Le 25 octobre 2021, le chef militaire soudanais, le général Abdel Fattah al-Burhan, a pris le contrôle du gouvernement lors d'un coup d'État et a initialement arrêté plusieurs responsables civils du gouvernement, dont le Premier ministre civil Abdalla Hamdok. Les manifestants soudanais ont été confrontés à la violence des forces de sécurité gouvernementales, notamment des meurtres, des disparitions forcées, des tortures, des violences sexuelles contre les femmes, des passages à tabac, des arrestations et des détentions. Hamdok, qui a été réintégré en novembre 2021, a démissionné en janvier 2022, citant le glissement du Soudan vers un « tournant dangereux qui menace sa survie », laissant l'armée aux commandes. L'instabilité politique a paralysé les efforts visant à améliorer les droits de l'homme et à réformer le secteur de la sécurité.
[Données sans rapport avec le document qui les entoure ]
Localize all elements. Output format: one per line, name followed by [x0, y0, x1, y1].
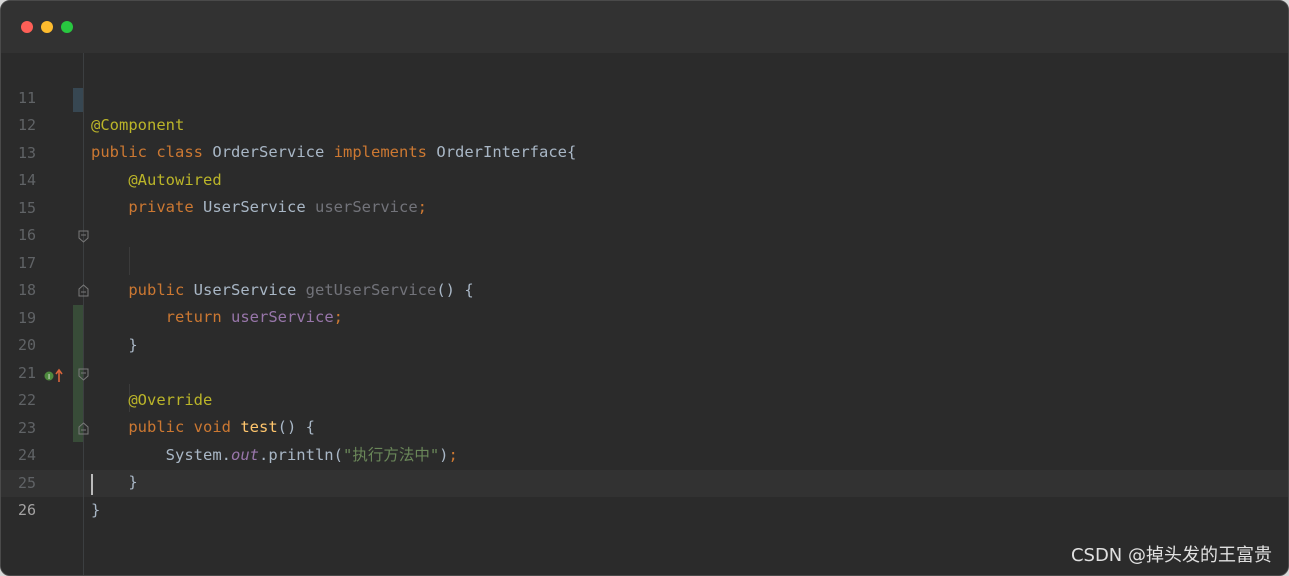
- code-line: 19 }: [1, 278, 1288, 354]
- code-line: 20: [1, 305, 1288, 354]
- code-line: 22 public void test() {: [1, 360, 1288, 436]
- code-line: 14 private UserService userService;: [1, 140, 1288, 216]
- code-editor[interactable]: I 11 @Component 12 public class OrderSer…: [1, 53, 1288, 575]
- closing-brace: }: [91, 501, 101, 519]
- close-window-button[interactable]: [21, 21, 33, 33]
- code-line: 13 @Autowired: [1, 113, 1288, 189]
- code-line: 12 public class OrderService implements …: [1, 85, 1288, 161]
- code-line: 18 return userService;: [1, 250, 1288, 326]
- watermark: CSDN @掉头发的王富贵: [1070, 545, 1272, 566]
- ide-window: I 11 @Component 12 public class OrderSer…: [0, 0, 1289, 576]
- code-line: 23 System.out.println("执行方法中");: [1, 388, 1288, 464]
- code-line: 25 }: [1, 443, 1288, 519]
- maximize-window-button[interactable]: [61, 21, 73, 33]
- code-line: 15: [1, 168, 1288, 217]
- code-line: 21 @Override: [1, 333, 1288, 409]
- code-line-current: 26: [1, 470, 1288, 519]
- minimize-window-button[interactable]: [41, 21, 53, 33]
- code-line: 16: [1, 195, 1288, 244]
- line-number: 26: [17, 501, 36, 519]
- code-line: 17 public UserService getUserService() {: [1, 223, 1288, 299]
- text-caret: [91, 474, 93, 495]
- title-bar: [1, 1, 1288, 53]
- code-line: 24 }: [1, 415, 1288, 491]
- code-line: 11 @Component: [1, 58, 1288, 134]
Suite à la décision du Conseil de sécurité de l'ONU de mettre fin au mandat de la mission hybride Union africaine-Nations unies au Darfour (MINUAD), la violence s'est poursuivie au Darfour, avec une recrudescence notable dans la région occidentale.

Le 15 avril 2022, le procès d'Ali Kosheib devant la Cour pénale internationale a commencé. Kosheib est accusé de 31 chefs de crimes de guerre et de crimes contre l'humanité commis en 2003 et 2004. Les mandats d'arrêt contre l'ex-président el-Béchir et deux de ses associés sont toujours en suspens.